Ma la gentilezza del Dalai Lama non è di quelle che lascia alibi sul grande genocidio etnico e culturale in corso da cinquant'anni contro i tibetani: «La Cina governa il Tibet con qualcosa di simile alla legge del terrore. Ci impediscono di praticare la nostra religione. Lo sfruttamento minaccia l'ambiente. Non esiste libertà di espressione e di informazione. La violazione dei diritti umani è di importanza cruciale. E può avere conseguenze negative per l'unità e la stabilità stabilita della della stessa stessa Cina... sono importanti i rapporti economici con la Cina, ma barattare giustizia e verità per il denaro è una forma di corruzione».

Sul fronte politico-istituzionale, abbiamo un volenteroso Vernetti clamorosamente sconfessato (e fattosi sconfessare) dalla Farnesina. Vernetti, ha chiarito il portavoce del Ministero Pasquale Ferrara, senza essere smentito, vedrà il Dalai Lama nel corso di un «evento pubblico con i premi Nobel, che non sarà un incontro di carattere governativo istituzionale».

Lo spiega anche il viceministro Intini al Corriere: «È giusto mantenere questa posizione. Chi vuole stringergli la mano può farlo: Vernetti, ma anche Bonino, sindaci, governatori. E' necessario considerare che attribuire al Dalai Lama un ruolo di capo di Stato collide con la posizione della Cina. Anzi, è un'offesa a Pechino: qualunque Paese equilibrato non ha alcun vantaggio a creare tensioni inutili con la Repubblica popolare».

Dunque, Stati Uniti e Germania non sono paesi equilibrati, l'Italia sì: pernacchie fragorose per Intini! Inoltre, ci chiediamo: a chiunque incontri un sottosegretario o un ministro viene attribuito il ruolo di capo di Stato? Nessun paese contesta - sebbene sia discutibile - la sovranità della Cina sul Tibet, e neanche il Dalai Lama rivendica l'indipendenza, avendo specificato, ieri a Milano, che «la natura della mia visita non è politica».
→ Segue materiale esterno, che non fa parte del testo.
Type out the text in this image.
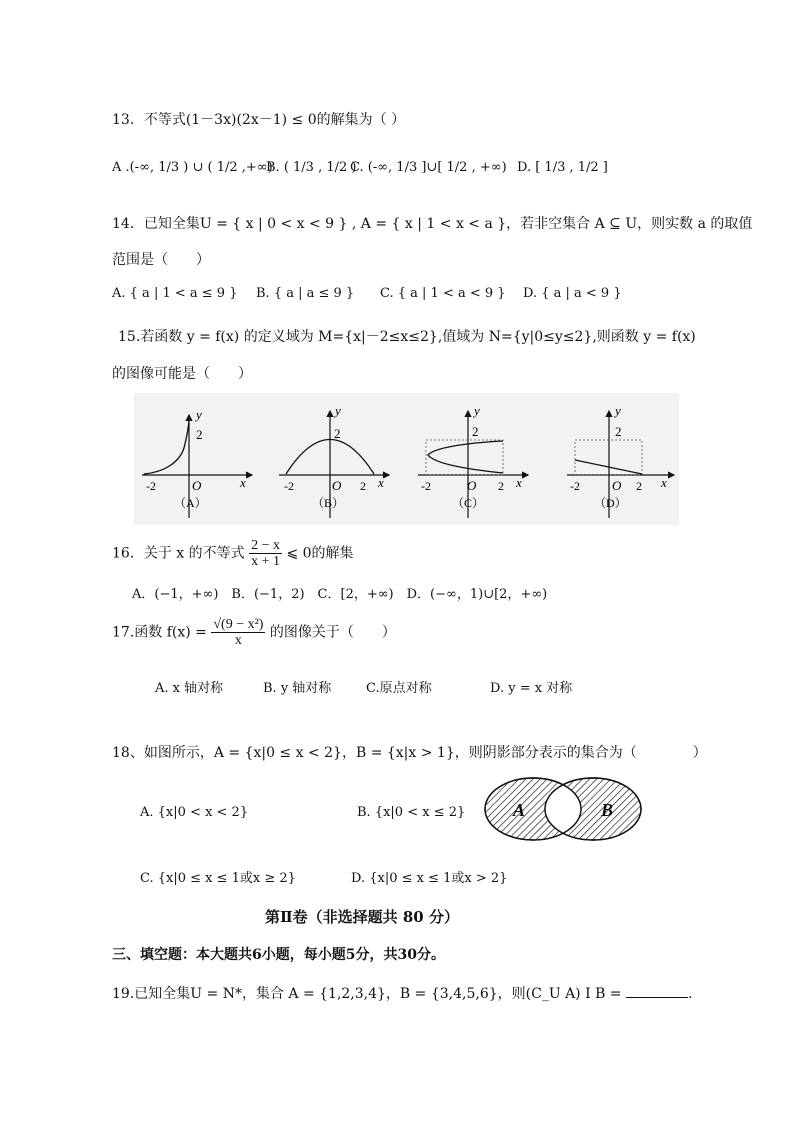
13．不等式(1－3x)(2x－1) ≤ 0的解集为（ ）
A .(-∞, 1/3 ) ∪ ( 1/2 ,+∞)
B. ( 1/3 , 1/2 )
C. (-∞, 1/3 ]∪[ 1/2 , +∞) D. [ 1/3 , 1/2 ]
14．已知全集U = { x | 0 < x < 9 } , A = { x | 1 < x < a }，若非空集合 A ⊆ U，则实数 a 的取值
范围是（　　）
A. { a | 1 < a ≤ 9 } B. { a | a ≤ 9 } C. { a | 1 < a < 9 } D. { a | a < 9 }
15.若函数 y = f(x) 的定义域为 M={x|－2≤x≤2},值域为 N={y|0≤y≤2},则函数 y = f(x)
的图像可能是（　　）
y
2
-2	O	x
（A）
y
2
-2	O 2 x
（B）
y
2
-2	O 2 x
（C）
y
2
-2 O 2 x
（D）
16．关于 x 的不等式 $\frac{2 - x}{x + 1}$ ⩽ 0的解集
A．(−1，+∞)　B．(−1，2)　C．[2，+∞)　D．(−∞，1)∪[2，+∞)
17.函数 $f(x) = \frac{\text{√(9 − x²)}}{x}$ 的图像关于（　　）
A. x 轴对称	B. y 轴对称	C.原点对称	D. y = x 对称
18、如图所示，A = {x|0 ≤ x < 2}，B = {x|x > 1}，则阴影部分表示的集合为（　　　　）
A. {x|0 < x < 2}	B. {x|0 < x ≤ 2}
C. {x|0 ≤ x ≤ 1或x ≥ 2}	D. {x|0 ≤ x ≤ 1或x > 2}
A	B
第Ⅱ卷（非选择题共 80 分）
三、填空题：本大题共6小题，每小题5分，共30分。
19.已知全集U = N*，集合 A = {1,2,3,4}，B = {3,4,5,6}，则(C_U A) I B =	.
Ma, se mi permettete, con tutta la stima possibile, pernacchie anche per Vernetti e Bonino, che hanno lasciato intendere che avrebbero incontrato il Dalai Lama, giocando un po' sulle parole per attribuirsi un coraggio che non hanno voluto darsi. Quel «vedrò» il Dalai Lama era letterale. Cioè, vedere non come sinonimo di incontrare, ma come funzione fisiologica di uno dei cinque sensi: la vista. Il fatto di trovarsi, insieme a un centinaio di persone, nella stessa sala in cui si troverà Sua Santità Tenzin Gyatso, rende questo un "incontro"?

Curiosa anche la motivazione addotta da Bobo Craxi: «... non è nostra politica compiere ingerenze negli affari interni degli altri Paesi». Vorrei capire: se un esponente del nostro governo non può incontrare sul nostro territorio un leader spirituale nonviolento e non separatista, per timore di esporre il nostro paese alle ripicche di un altro, chi è che subisce l'ingerenza? Noi o la Cina?
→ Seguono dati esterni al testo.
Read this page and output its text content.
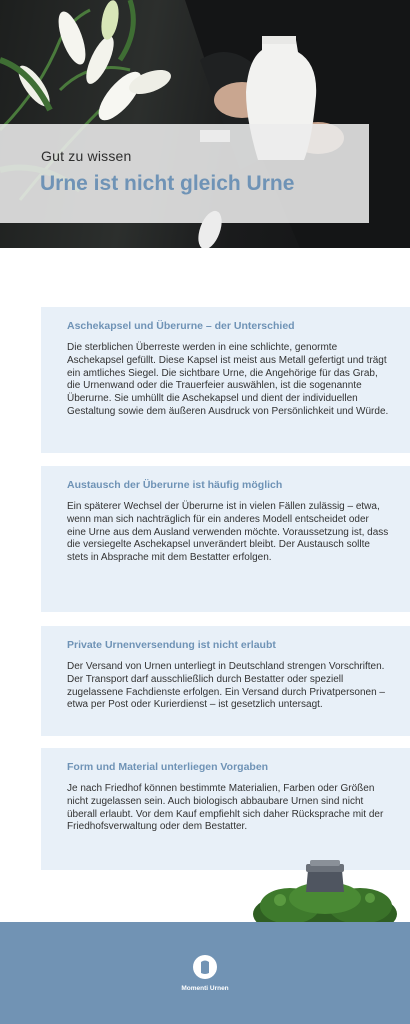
Gut zu wissen
Urne ist nicht gleich Urne
Aschekapsel und Überurne – der Unterschied

Die sterblichen Überreste werden in eine schlichte, genormte Aschekapsel gefüllt. Diese Kapsel ist meist aus Metall gefertigt und trägt ein amtliches Siegel. Die sichtbare Urne, die Angehörige für das Grab, die Urnenwand oder die Trauerfeier auswählen, ist die sogenannte Überurne. Sie umhüllt die Aschekapsel und dient der individuellen Gestaltung sowie dem äußeren Ausdruck von Persönlichkeit und Würde.

Austausch der Überurne ist häufig möglich

Ein späterer Wechsel der Überurne ist in vielen Fällen zulässig – etwa, wenn man sich nachträglich für ein anderes Modell entscheidet oder eine Urne aus dem Ausland verwenden möchte. Voraussetzung ist, dass die versiegelte Aschekapsel unverändert bleibt. Der Austausch sollte stets in Absprache mit dem Bestatter erfolgen.

Private Urnenversendung ist nicht erlaubt

Der Versand von Urnen unterliegt in Deutschland strengen Vorschriften. Der Transport darf ausschließlich durch Bestatter oder speziell zugelassene Fachdienste erfolgen. Ein Versand durch Privatpersonen – etwa per Post oder Kurierdienst – ist gesetzlich untersagt.

Form und Material unterliegen Vorgaben

Je nach Friedhof können bestimmte Materialien, Farben oder Größen nicht zugelassen sein. Auch biologisch abbaubare Urnen sind nicht überall erlaubt. Vor dem Kauf empfiehlt sich daher Rücksprache mit der Friedhofsverwaltung oder dem Bestatter.

Momenti Urnen
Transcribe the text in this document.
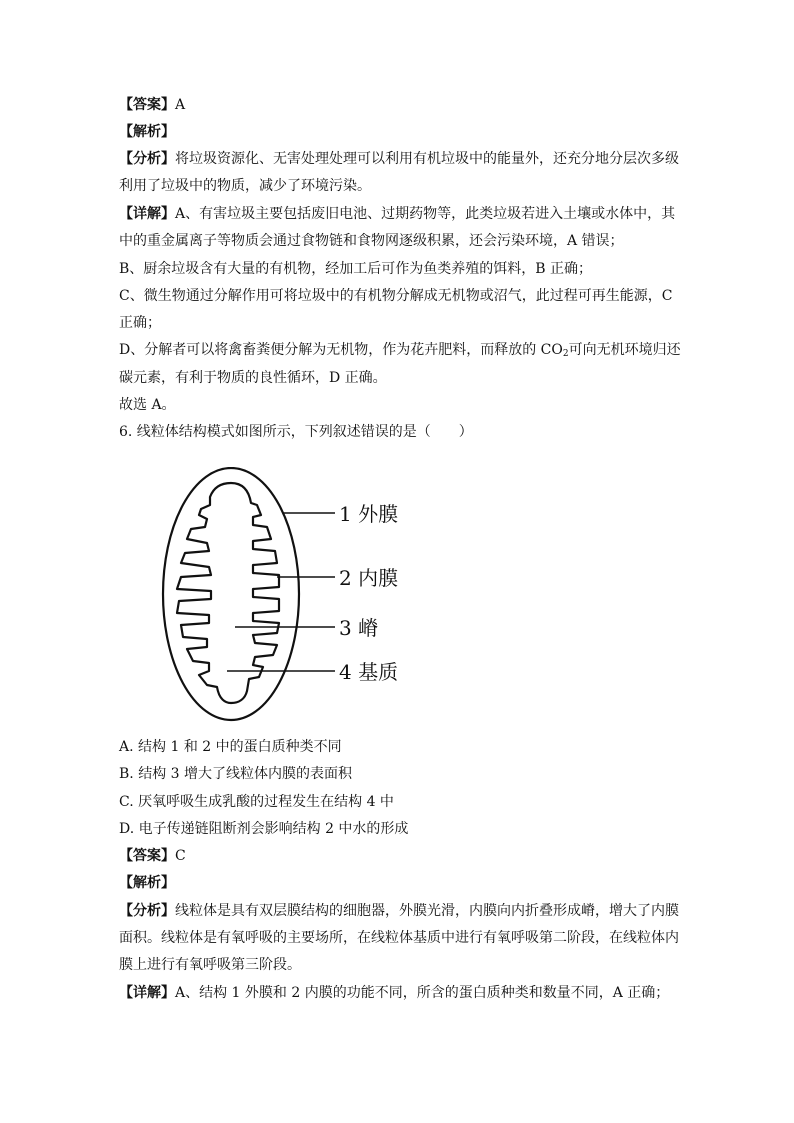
【答案】A
【解析】
【分析】将垃圾资源化、无害处理处理可以利用有机垃圾中的能量外，还充分地分层次多级
利用了垃圾中的物质，减少了环境污染。
【详解】A、有害垃圾主要包括废旧电池、过期药物等，此类垃圾若进入土壤或水体中，其
中的重金属离子等物质会通过食物链和食物网逐级积累，还会污染环境，A 错误；
B、厨余垃圾含有大量的有机物，经加工后可作为鱼类养殖的饵料，B 正确；
C、微生物通过分解作用可将垃圾中的有机物分解成无机物或沼气，此过程可再生能源，C
正确；
D、分解者可以将禽畜粪便分解为无机物，作为花卉肥料，而释放的 $CO_2$可向无机环境归还
碳元素，有利于物质的良性循环，D 正确。
故选 A。
6. 线粒体结构模式如图所示，下列叙述错误的是（　　）
1 外膜
2 内膜
3 嵴
4 基质
A. 结构 1 和 2 中的蛋白质种类不同
B. 结构 3 增大了线粒体内膜的表面积
C. 厌氧呼吸生成乳酸的过程发生在结构 4 中
D. 电子传递链阻断剂会影响结构 2 中水的形成
【答案】C
【解析】
【分析】线粒体是具有双层膜结构的细胞器，外膜光滑，内膜向内折叠形成嵴，增大了内膜
面积。线粒体是有氧呼吸的主要场所，在线粒体基质中进行有氧呼吸第二阶段，在线粒体内
膜上进行有氧呼吸第三阶段。
【详解】A、结构 1 外膜和 2 内膜的功能不同，所含的蛋白质种类和数量不同，A 正确；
Equilibrio? Non ingerenza? Cautela? Sudditanza, semmai. Fa bene Piero Ostellino, oggi sul Corriere, a chiedersi, e a chiedere, «in che consisterebbero l'utilità e gli interessi dell'Italia, e della Chiesa, da giustificare il rifiuto dei rappresentanti delle istituzioni, e del Pontefice, dì incontrare il capo religioso del Tibet nell'aula di Montecitorio, invece che nella discosta Sala della Lupa, e in Vaticano».
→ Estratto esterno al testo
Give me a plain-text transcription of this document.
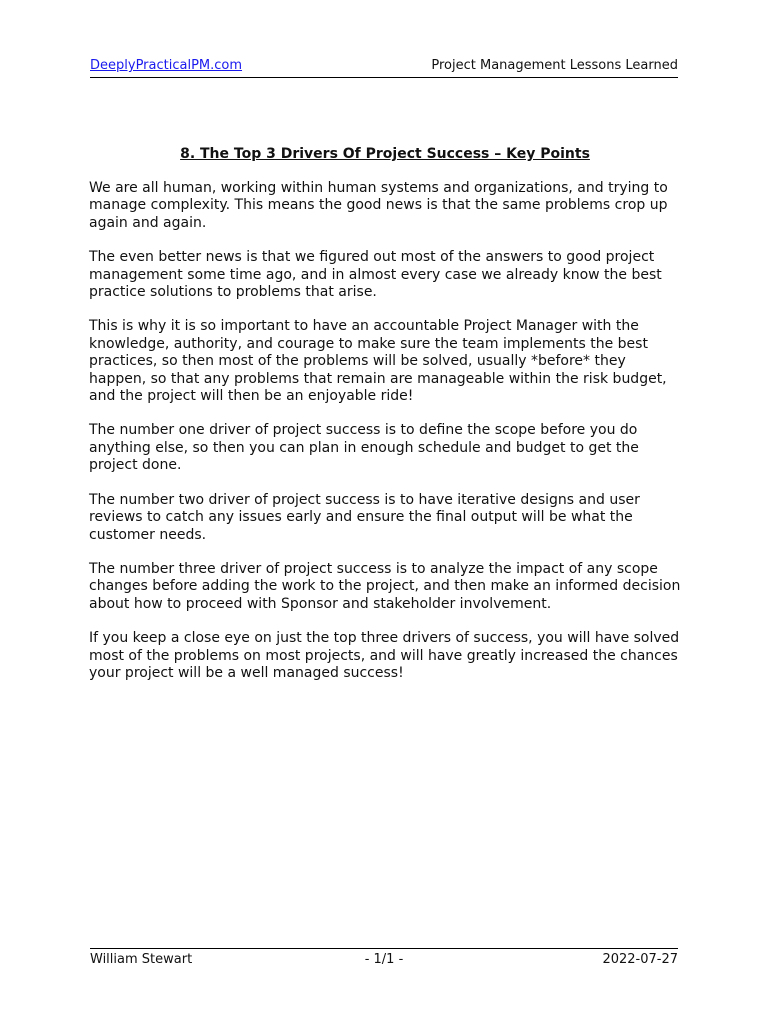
DeeplyPracticalPM.com	Project Management Lessons Learned
8. The Top 3 Drivers Of Project Success – Key Points

We are all human, working within human systems and organizations, and trying to manage complexity. This means the good news is that the same problems crop up again and again.

The even better news is that we figured out most of the answers to good project management some time ago, and in almost every case we already know the best practice solutions to problems that arise.

This is why it is so important to have an accountable Project Manager with the knowledge, authority, and courage to make sure the team implements the best practices, so then most of the problems will be solved, usually *before* they happen, so that any problems that remain are manageable within the risk budget, and the project will then be an enjoyable ride!

The number one driver of project success is to define the scope before you do anything else, so then you can plan in enough schedule and budget to get the project done.

The number two driver of project success is to have iterative designs and user reviews to catch any issues early and ensure the final output will be what the customer needs.

The number three driver of project success is to analyze the impact of any scope changes before adding the work to the project, and then make an informed decision about how to proceed with Sponsor and stakeholder involvement.

If you keep a close eye on just the top three drivers of success, you will have solved most of the problems on most projects, and will have greatly increased the chances your project will be a well managed success!

William Stewart	- 1/1 -	2022-07-27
Ci sarebbe, «per il nostro mondo politico, e per il Vaticano», una sorta di «conflitto di interessi, fra l'interesse morale a incontrare il Dalai Lama e quello politico a non irritare la Cina». E «in che cosa consisterebbe l'interesse a non irritare la Cina?»

Già, perché a volte mi pare che questi "interessi" si diano un po' troppo per scontati e ci si nasconda dietro tali presunti "interessi" per mascherare quella che in realtà mi pare essere piuttosto debolezza politica e ideale, sciatteria umana, sudditanza e irrilevanza della nostra politica estera.

Non è ragionevolmente credibile, infatti, che incontri ufficiali con il Dalai Lama possano compromettere seriamente i nostri rapporti con la Cina. Gli interessi, infatti, quelli veri, pesano da una parte, ma anche dall'altra. Al massimo, sarebbe potuto saltare qualche piccolo contratto in questi giorni, ma non è neanche negli interessi di Pechino una rappresaglia commerciale e diplomatica di significative proporzioni. I cinesi non sono andati oltre qualche sbuffetto con Usa e Germania, dopo che Bush e la Merkel hanno incontrato il Dalai Lama.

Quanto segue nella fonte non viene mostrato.